●5.Bölüm●

891 52 9
                                    

"Nasıl geçti?"
"Beni yemeğe çıkartmak istediğini söyledi"
"Güzel. Aferin Eylem. Bu adam gerçekten bizim için çok önemli"
Eylem önüne gelen saçlarını kulağının arkasına attı.
"Biliyorum. Merak etmeyin halledeceğim"
"Sana güveniyoruz. Yemeğe ne zaman çıkacaksınız?"
"Bugün. Saat yedide"
"Güzel. Yarın sabah sana attığım konuma gitmeni istiyorum. Sınır bölgesinde orada halletmen gereken bir şey daha var"
"Nedir?"
"Bir depo. İçerisi uyuşturucu kaynıyor. Kendini belli etmeden bize orayla ilgili rapor vermeni istiyoruz. Koordinatları sana ileteceğim. Çok dikkatli olmalısın Eylem"
"Tamam merak etmeyin"

Telefonu kapattıktan sonra yatağa uzandı ve bir kaç dakikalığına gözlerini kapattı.
O karanlıktan çıkmak istemiyordu.
Yakında diye düşündü. Çok yakında bu acım dinecek ve sevdiğim adama kavuşacağım.
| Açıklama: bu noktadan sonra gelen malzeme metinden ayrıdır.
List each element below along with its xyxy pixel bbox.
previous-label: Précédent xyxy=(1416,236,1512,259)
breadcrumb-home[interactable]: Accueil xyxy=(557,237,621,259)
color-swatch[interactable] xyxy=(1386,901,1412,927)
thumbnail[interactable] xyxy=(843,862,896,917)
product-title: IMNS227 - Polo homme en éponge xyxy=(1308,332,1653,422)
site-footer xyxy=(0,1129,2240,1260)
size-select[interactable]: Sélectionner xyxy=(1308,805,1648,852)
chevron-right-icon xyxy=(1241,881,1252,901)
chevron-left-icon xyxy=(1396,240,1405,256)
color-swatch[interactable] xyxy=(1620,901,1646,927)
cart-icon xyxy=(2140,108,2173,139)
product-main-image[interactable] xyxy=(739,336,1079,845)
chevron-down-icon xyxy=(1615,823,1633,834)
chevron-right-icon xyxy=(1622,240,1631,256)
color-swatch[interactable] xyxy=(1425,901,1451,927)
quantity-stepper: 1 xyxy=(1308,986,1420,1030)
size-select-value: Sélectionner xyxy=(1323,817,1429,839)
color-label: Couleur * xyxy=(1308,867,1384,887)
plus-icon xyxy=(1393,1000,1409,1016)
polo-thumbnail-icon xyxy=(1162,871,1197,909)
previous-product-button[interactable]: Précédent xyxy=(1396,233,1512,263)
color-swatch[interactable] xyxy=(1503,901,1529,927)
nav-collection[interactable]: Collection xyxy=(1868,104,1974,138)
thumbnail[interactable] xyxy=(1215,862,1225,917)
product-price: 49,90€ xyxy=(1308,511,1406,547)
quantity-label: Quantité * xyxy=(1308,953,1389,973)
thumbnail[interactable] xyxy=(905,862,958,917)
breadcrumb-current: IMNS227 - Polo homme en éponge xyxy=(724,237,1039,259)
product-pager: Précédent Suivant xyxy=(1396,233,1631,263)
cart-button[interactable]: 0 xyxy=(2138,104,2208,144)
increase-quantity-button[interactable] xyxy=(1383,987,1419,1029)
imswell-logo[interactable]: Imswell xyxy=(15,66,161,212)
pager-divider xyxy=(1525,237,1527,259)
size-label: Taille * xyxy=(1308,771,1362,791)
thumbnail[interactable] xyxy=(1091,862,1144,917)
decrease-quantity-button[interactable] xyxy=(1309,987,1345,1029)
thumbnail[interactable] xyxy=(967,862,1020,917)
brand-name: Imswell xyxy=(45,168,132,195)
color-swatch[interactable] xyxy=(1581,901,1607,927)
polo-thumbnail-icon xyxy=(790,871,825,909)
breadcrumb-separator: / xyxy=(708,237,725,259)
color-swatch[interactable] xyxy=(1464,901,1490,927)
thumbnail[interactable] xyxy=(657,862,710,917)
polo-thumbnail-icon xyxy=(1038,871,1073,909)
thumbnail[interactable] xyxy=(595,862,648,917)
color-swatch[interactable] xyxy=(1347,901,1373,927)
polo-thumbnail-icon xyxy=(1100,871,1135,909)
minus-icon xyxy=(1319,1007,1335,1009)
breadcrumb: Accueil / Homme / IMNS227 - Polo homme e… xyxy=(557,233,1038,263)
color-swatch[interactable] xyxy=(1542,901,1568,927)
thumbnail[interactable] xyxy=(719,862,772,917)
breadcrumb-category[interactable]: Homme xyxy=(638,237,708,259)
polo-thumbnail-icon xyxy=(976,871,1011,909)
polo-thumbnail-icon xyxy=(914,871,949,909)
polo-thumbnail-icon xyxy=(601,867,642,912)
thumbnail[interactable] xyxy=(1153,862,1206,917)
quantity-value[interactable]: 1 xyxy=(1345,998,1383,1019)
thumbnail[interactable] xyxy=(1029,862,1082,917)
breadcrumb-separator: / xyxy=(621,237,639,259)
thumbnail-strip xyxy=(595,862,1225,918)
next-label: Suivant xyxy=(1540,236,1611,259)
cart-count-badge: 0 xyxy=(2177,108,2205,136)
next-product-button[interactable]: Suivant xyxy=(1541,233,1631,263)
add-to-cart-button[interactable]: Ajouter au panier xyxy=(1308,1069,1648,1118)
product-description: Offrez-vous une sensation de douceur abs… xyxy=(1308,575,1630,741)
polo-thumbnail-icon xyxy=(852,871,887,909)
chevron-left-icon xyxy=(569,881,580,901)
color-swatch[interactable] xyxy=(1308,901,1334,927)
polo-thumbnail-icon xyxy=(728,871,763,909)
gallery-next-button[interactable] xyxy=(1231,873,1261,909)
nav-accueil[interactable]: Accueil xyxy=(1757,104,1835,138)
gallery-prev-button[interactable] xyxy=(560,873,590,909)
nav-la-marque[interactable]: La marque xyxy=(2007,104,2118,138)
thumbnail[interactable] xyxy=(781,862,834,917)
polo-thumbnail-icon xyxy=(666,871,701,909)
Telefonu çaldığında uzandığı yatakta oturur pozisyona geçti.
"Alo, Eylül?"
Eylem kendisini oflamamak için zor tuttu ve bir kaç saniyelik sessizliğin ardından konuşmaya başladı.
"Burdayım" dedi. Içinden malesef demeyi ihmal etmedi.
"Güzel. Sadece nasılsın demek için aradım. Akşamı iple çekiyorum"
"Nedenmiş o? "
"Dün bana bir yemek sözü verdin. Unutmadın değil mi?"
Eylem güldü. Ne kadar hoşnut olmasada hiçbir şey çaktırmaması gerekiyordu.
"Unutmadım merak etme"
"Sevindim. Tamam o zaman akşam yedide seni almaya geleceğim"
"Tamam"

Telfonu kapatıp yeniden yatağa uzandı ve Fethi'nin hayaliyle kısa bir yolculuğa çıktı.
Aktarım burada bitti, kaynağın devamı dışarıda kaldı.